AAV-based dual-reporter circuit for monitoring cell signaling in living human cells

Abstract

Background: High-throughput methods based on molecular reporters have greatly advanced our knowledge of cell signaling in mammalian cells. However, their ability to monitor various types of cells is markedly limited by the inefficiency of reporter gene delivery. Recombinant adeno-associated virus (AAV) vectors are efficient tools widely used for delivering and expressing transgenes in diverse animal cells in vitro and in vivo. Here we present the design, construction and validation of a novel AAV-based dual-reporter circuit that can be used to monitor and quantify cell signaling in living human cells.
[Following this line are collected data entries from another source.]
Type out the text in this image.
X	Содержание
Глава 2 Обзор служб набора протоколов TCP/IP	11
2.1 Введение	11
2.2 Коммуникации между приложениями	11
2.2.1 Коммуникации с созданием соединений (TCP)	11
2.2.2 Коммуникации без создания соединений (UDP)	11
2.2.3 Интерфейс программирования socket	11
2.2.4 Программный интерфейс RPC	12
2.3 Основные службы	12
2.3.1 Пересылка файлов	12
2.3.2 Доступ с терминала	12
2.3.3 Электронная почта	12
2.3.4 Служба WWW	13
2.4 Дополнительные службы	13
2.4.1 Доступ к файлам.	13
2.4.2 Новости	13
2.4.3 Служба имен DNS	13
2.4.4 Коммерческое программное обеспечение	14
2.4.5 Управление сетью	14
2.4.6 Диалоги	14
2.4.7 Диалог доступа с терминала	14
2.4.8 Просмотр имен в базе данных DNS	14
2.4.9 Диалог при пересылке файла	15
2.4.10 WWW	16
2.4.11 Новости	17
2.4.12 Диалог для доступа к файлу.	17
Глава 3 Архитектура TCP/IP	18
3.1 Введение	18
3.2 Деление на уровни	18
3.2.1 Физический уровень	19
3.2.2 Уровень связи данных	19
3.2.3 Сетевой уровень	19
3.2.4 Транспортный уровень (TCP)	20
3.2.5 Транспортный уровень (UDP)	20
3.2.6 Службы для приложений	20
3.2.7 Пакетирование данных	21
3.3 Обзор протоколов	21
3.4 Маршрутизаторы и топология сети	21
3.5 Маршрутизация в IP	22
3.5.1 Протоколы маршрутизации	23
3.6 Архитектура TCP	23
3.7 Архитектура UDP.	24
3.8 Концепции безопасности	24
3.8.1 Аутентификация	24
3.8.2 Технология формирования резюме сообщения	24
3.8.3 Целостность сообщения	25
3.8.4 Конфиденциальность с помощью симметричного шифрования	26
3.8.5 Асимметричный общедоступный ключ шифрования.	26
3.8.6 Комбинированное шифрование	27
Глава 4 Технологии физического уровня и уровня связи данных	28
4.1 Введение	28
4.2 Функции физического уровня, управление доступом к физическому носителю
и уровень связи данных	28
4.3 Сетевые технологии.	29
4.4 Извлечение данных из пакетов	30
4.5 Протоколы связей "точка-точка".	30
Results: We first design and construct the AAV-based reporter system. We then validate the versatility and specificity of this system in monitoring and quantifying two important cell signaling pathways, inflammation (NFΚB) and cell growth and differentiation (AP-1), in cultured HEK293 and MCF-7 cells. Our results demonstrate that the AAV reporter system is both specific and versatile, and it can be used in two common experimental protocols including transfection with plasmid DNA and transduction with packaged viruses. Importantly, this system is efficient, with a high signal-to-background noise ratio, and can be easily adapted to monitor other common signaling pathways. Conclusions: The AAV-based system extends the dual-reporter technology to more cell types, allowing for cost-effective and high throughput applications.